Limitations & Considerations

  • Preview Status - Still in public preview; stability and features may change
  • Complex Projects - May struggle with deep contextual understanding in highly complex projects
  • Supervision Required - Users still need to oversee and validate AI decisions
  • Future Pricing - Expected pricing tiers:
    • Free: ~50 tasks/month
    • Pro: ~1,000 tasks/month
    • Pro+: ~3,000 tasks/month

When to Use Kiro

  • You want an AI + programming workflow that maintains professionalism and clear structure
  • Building rapid prototypes but concerned about production sustainability
  • Exploring how AI can become a true programming colleague, not just a code suggestion tool
  • You need spec-driven development with automated documentation and testing

Common Pitfalls When Using AI in Development

1. Expecting AI to Handle Everything

Problem: Many developers expect AI to complete entire projects autonomously.

Solution: Always create a plan first and review regularly. AI is a tool to enhance productivity, not replace developer judgment.

2. High Error Rates

Problem: AI can make mistakes, especially in complex scenarios.

Solution: Implement regular review cycles. Validate all AI-generated code before deployment.

3. Lack of Clear Requirements

Problem: Vague or unclear requirements lead to vague AI outputs.

Solution: Write requirements with precision. Collaborate with AI to create detailed specifications before implementation.

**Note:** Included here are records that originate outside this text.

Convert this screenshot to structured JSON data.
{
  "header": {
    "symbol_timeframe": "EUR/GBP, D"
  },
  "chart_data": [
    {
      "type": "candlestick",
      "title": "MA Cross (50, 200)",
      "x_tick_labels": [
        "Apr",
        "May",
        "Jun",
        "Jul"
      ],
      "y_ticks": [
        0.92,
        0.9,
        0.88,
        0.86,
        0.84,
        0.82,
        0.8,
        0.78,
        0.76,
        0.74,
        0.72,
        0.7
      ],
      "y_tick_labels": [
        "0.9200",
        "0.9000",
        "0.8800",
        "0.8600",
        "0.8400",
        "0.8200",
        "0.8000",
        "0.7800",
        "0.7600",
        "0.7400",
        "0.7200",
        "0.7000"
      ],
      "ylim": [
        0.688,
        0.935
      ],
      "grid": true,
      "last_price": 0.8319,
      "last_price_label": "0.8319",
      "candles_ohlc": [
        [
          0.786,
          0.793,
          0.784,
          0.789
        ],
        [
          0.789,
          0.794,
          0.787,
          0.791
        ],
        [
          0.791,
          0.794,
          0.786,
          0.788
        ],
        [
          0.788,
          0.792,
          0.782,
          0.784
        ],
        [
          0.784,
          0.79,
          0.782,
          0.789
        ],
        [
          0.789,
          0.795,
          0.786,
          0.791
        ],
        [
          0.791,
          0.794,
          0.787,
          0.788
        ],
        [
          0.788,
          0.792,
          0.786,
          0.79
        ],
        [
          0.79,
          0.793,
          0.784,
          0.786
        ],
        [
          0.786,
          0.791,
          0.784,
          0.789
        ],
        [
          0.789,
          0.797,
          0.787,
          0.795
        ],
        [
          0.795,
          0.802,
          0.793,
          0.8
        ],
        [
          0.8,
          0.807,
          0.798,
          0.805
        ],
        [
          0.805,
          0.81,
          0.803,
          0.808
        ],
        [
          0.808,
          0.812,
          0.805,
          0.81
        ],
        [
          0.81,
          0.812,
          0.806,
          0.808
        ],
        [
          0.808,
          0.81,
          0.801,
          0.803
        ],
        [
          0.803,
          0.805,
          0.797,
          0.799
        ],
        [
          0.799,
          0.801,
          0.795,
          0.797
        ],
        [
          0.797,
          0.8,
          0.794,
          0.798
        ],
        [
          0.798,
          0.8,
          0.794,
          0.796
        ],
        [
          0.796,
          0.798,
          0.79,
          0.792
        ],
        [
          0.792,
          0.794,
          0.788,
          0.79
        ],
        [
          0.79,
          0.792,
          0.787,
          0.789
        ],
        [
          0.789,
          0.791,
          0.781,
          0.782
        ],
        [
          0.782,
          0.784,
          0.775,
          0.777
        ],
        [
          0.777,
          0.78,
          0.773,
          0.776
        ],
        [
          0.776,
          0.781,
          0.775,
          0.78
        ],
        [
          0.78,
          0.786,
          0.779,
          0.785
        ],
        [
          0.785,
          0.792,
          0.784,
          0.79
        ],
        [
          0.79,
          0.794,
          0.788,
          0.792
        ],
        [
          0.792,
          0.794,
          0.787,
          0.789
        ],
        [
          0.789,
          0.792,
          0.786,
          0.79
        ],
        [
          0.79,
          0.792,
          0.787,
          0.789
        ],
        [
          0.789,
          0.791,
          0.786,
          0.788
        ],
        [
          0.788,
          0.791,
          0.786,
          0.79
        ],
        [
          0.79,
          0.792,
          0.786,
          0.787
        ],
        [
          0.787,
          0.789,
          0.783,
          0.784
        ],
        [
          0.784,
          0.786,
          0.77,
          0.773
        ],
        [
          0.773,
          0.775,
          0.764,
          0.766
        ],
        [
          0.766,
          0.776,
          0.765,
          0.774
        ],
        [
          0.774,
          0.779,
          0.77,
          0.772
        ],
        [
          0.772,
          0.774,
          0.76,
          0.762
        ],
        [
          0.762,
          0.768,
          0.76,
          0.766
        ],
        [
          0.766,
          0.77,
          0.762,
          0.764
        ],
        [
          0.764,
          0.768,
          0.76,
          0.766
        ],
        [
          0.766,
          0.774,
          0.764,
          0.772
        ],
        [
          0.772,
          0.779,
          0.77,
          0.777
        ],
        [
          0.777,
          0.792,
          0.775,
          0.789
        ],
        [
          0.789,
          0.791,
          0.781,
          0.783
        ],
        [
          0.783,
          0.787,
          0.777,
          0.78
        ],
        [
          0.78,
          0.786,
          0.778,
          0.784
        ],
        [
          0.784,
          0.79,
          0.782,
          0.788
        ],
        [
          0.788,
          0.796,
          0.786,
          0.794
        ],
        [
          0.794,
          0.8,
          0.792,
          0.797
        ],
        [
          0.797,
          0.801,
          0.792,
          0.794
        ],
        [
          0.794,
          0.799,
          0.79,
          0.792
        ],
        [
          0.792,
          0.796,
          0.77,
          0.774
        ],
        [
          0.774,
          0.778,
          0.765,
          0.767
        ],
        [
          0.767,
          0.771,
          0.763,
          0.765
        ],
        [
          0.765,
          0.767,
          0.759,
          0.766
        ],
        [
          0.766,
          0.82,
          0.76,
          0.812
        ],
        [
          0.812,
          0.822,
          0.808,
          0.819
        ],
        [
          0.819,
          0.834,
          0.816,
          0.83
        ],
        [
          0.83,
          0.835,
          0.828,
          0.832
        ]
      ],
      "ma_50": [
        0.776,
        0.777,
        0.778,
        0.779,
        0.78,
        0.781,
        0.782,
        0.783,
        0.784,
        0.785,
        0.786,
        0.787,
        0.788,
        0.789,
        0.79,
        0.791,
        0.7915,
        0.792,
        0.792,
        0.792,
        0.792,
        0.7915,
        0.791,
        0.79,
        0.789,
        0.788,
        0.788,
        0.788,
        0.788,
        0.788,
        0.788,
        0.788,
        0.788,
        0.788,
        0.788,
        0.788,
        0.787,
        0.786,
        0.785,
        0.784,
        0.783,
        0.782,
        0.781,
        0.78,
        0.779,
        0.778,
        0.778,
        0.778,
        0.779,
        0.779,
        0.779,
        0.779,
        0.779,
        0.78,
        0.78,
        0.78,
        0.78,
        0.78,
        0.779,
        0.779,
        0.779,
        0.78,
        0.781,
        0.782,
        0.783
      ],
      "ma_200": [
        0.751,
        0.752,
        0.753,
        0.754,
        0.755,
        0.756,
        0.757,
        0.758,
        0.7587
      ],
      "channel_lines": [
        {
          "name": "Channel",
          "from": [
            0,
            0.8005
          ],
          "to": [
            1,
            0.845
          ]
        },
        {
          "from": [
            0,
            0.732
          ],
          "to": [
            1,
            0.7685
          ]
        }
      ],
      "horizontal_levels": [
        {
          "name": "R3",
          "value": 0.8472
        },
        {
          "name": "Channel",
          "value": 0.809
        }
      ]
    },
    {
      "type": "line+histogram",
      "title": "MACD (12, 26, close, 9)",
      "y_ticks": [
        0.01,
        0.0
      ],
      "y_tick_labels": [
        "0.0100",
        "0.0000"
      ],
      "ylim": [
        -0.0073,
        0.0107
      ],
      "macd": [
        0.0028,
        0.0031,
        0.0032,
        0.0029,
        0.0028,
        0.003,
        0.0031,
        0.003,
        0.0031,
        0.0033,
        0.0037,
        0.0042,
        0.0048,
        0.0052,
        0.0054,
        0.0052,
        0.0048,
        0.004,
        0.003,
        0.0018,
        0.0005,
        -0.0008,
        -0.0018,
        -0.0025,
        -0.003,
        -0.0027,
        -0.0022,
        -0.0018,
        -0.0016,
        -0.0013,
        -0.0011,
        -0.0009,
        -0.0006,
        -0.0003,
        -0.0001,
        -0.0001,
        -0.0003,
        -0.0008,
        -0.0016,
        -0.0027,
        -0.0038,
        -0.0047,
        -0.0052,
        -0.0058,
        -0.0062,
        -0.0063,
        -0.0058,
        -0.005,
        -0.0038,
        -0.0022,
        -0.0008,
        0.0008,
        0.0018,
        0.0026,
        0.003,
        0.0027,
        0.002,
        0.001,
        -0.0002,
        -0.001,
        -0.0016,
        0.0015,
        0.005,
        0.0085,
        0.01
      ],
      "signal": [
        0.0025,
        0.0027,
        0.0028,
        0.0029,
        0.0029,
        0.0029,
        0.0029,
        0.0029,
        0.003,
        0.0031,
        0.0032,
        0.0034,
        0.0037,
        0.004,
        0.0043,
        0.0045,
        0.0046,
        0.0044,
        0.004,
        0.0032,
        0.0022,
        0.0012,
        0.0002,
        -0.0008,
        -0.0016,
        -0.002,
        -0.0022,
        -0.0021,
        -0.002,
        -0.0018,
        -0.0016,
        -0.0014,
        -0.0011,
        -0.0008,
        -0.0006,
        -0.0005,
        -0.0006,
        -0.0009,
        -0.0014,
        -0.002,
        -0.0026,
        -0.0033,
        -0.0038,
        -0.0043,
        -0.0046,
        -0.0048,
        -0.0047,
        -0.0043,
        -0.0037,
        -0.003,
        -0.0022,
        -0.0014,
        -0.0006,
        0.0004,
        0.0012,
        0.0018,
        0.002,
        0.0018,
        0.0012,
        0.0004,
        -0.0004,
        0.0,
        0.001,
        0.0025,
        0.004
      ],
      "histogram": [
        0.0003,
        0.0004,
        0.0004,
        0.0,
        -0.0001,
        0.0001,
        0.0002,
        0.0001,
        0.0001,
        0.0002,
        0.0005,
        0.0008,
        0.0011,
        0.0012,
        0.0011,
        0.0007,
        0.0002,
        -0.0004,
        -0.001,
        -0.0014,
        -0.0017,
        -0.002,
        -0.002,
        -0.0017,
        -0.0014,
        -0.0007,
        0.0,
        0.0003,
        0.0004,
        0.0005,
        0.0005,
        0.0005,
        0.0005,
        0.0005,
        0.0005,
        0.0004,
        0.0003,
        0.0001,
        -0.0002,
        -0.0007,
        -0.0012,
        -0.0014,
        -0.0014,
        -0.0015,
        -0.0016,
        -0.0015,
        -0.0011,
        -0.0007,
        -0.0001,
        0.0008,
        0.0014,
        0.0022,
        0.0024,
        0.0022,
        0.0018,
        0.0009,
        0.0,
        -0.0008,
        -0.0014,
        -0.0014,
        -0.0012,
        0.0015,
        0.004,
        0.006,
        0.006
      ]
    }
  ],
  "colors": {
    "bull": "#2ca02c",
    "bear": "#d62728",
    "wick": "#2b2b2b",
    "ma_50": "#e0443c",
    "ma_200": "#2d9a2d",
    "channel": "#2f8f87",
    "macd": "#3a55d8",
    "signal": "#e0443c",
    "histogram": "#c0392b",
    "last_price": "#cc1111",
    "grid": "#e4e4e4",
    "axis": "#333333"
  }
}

4. Negative Constraints Instead of Positive Direction

Problem: Telling AI “don’t do this” is less effective than “do this.”

Solution: Use positive, specific instructions. Higher success rates come from clear positive direction.

5. Insufficient Project Context

Problem: AI doesn’t understand your project’s unique requirements and constraints.

Solution: Create steering files, provide detailed context, and ask AI critical questions about your project.

6. Treating AI as a Manager

Problem: Letting AI make all decisions about project direction and architecture.

Solution: Remember: You are the manager. Your value lies in code validation and project oversight, not in writing every line of code.


Key Takeaways

  1. AI is Your Assistant - Maintain control over project decisions and implementation direction

  2. Plan First, Code Second - Always create a comprehensive plan before implementation

  3. Collaboration Over Automation - AI should ask questions and collaborate, not just execute commands

  4. Clear Requirements Matter - Precision in requirements leads to better AI outputs

  5. Regular Review is Essential - Don’t expect AI to be perfect; review and validate continuously

  6. You Are the Code Manager - Your value is in validation and oversight, not in writing every line

  7. Use Structured Prompts - Templates with context, user stories, and requirements yield better results

  8. Export Plans to Files - Create living documents you can reference and modify

  9. Positive Direction Works Better - Tell AI what to do, not what to avoid

  10. Experience Matters - Use these tools hands-on to understand their capabilities and limitations


  • Amazon Q Developer - AI-powered development assistant integrated with AWS services
  • Kiro IDE - Spec-driven development environment with AI collaboration
  • AWS CodeWhisperer - Code generation and optimization tool
  • MCP (Model Context Protocol) - Framework for integrating external tools and services

Conclusion

The AI-Driven Development Lifecycle represents a new paradigm in software engineering where AI and humans collaborate as equals. Success requires clear planning, regular review, precise requirements, and maintaining developer control over project direction. Tools like Amazon Q Developer and Kiro are enabling this new workflow, but they work best when developers understand their capabilities and limitations, and maintain their role as project managers and code validators.